Vuelta prohibida

Periodistas muertos, asunto de Estado/II

Ha surgido una corriente de opinión que pretende censurar el llamado de un amplio grupo de periodistas y escritores al presidente Enrique Peña Nieto para exigirle garantizar la seguridad de periodistas, activistas y defensores de derechos humanos tras el homicidio del fotorreportero Rubén Espinosa y la luchadora social Nadia Vera, junto con otras tres mujeres en un departamento de la colonia Narvarte de la Ciudad de México.

Parte de los argumentos contra este reclamo tiene que ver con una visión que diferencia con mucha claridad las particularidades propias que separan la labor periodística del activismo social y político y hasta del oficio de los escritores.

Y esa diferenciación es sin duda certera. El activismo y el oficio de escribir tienen un gran margen de acción y subjetividad que no le es permitido al periodista so pena de contaminar el valor más importante de su misión, que es exponer y difundir hechos comprobados y verificados, para que la opinión pública se forme un criterio propio frente a los sucesos cotidianos.
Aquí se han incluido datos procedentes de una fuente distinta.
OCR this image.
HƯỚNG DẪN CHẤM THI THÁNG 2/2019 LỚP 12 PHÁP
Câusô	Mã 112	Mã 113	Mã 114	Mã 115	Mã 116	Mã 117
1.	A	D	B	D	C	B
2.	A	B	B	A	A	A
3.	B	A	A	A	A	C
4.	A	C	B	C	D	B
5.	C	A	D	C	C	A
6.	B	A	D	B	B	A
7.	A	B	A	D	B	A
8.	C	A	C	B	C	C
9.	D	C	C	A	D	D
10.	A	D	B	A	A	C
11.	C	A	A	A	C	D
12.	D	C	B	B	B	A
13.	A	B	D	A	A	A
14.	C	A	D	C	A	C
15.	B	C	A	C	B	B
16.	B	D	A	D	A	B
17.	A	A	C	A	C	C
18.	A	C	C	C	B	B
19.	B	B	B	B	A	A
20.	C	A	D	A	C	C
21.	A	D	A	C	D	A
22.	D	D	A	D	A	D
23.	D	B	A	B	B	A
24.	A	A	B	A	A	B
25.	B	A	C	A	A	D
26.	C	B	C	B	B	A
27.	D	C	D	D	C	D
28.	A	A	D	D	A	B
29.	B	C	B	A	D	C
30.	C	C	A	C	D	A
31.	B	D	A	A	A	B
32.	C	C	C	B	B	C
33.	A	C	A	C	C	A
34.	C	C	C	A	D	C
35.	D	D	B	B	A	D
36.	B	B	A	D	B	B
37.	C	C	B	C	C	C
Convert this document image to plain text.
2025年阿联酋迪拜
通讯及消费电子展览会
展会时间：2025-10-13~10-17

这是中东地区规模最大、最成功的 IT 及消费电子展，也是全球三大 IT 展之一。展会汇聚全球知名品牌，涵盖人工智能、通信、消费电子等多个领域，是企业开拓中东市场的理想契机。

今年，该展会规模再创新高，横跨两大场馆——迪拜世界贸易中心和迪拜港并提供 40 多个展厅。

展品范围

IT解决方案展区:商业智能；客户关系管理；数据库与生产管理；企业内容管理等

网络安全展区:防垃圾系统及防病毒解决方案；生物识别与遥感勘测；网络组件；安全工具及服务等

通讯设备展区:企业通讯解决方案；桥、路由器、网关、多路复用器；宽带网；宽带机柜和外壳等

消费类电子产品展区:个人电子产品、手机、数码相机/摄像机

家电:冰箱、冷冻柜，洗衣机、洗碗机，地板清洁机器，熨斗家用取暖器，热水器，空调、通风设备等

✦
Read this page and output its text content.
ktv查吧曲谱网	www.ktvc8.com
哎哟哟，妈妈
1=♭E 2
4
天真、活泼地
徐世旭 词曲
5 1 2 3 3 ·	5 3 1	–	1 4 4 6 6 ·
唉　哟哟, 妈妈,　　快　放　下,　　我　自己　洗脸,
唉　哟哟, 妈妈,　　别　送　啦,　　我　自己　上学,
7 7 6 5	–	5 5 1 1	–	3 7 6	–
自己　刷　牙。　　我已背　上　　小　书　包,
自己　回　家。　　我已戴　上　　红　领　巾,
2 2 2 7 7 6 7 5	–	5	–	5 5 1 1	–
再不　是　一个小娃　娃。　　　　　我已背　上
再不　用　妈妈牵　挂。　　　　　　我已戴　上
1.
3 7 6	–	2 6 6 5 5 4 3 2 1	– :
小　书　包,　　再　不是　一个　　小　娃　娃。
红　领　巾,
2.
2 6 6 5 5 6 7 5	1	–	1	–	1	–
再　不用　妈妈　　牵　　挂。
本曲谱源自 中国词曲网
Pero de ahí a que activistas y escritores no tengan la autoridad y el derecho para exigirle al gobierno y sus representantes que se garanticen la vida e integridad de los periodistas en el ejercicio de su labor hay un gran trecho. Nunca estará de más, frente a la situación de riesgo que el ejercicio periodístico junto con la defensa de los derechos humanos representan en México, que la sociedad organizada y la intelectualidad hagan un llamado de atención para que las autoridades respeten y garanticen el ejercicio de la libertad de expresión y la labor en defensa de los derechos fundamentales.

En un país donde existe más de 90 por ciento de impunidad frente a los crímenes de todo tipo que se cometen día a día, la duda y desconfianza frente a las instituciones de procuración e impartición de justicia son perfectamente justificables. Periodismo no es activismo, pero eso no significa que la muerte de periodistas convertidos en activistas no deba ser investigada a profundidad y que diversos sectores sociales no levanten la voz para exigir que así ocurra.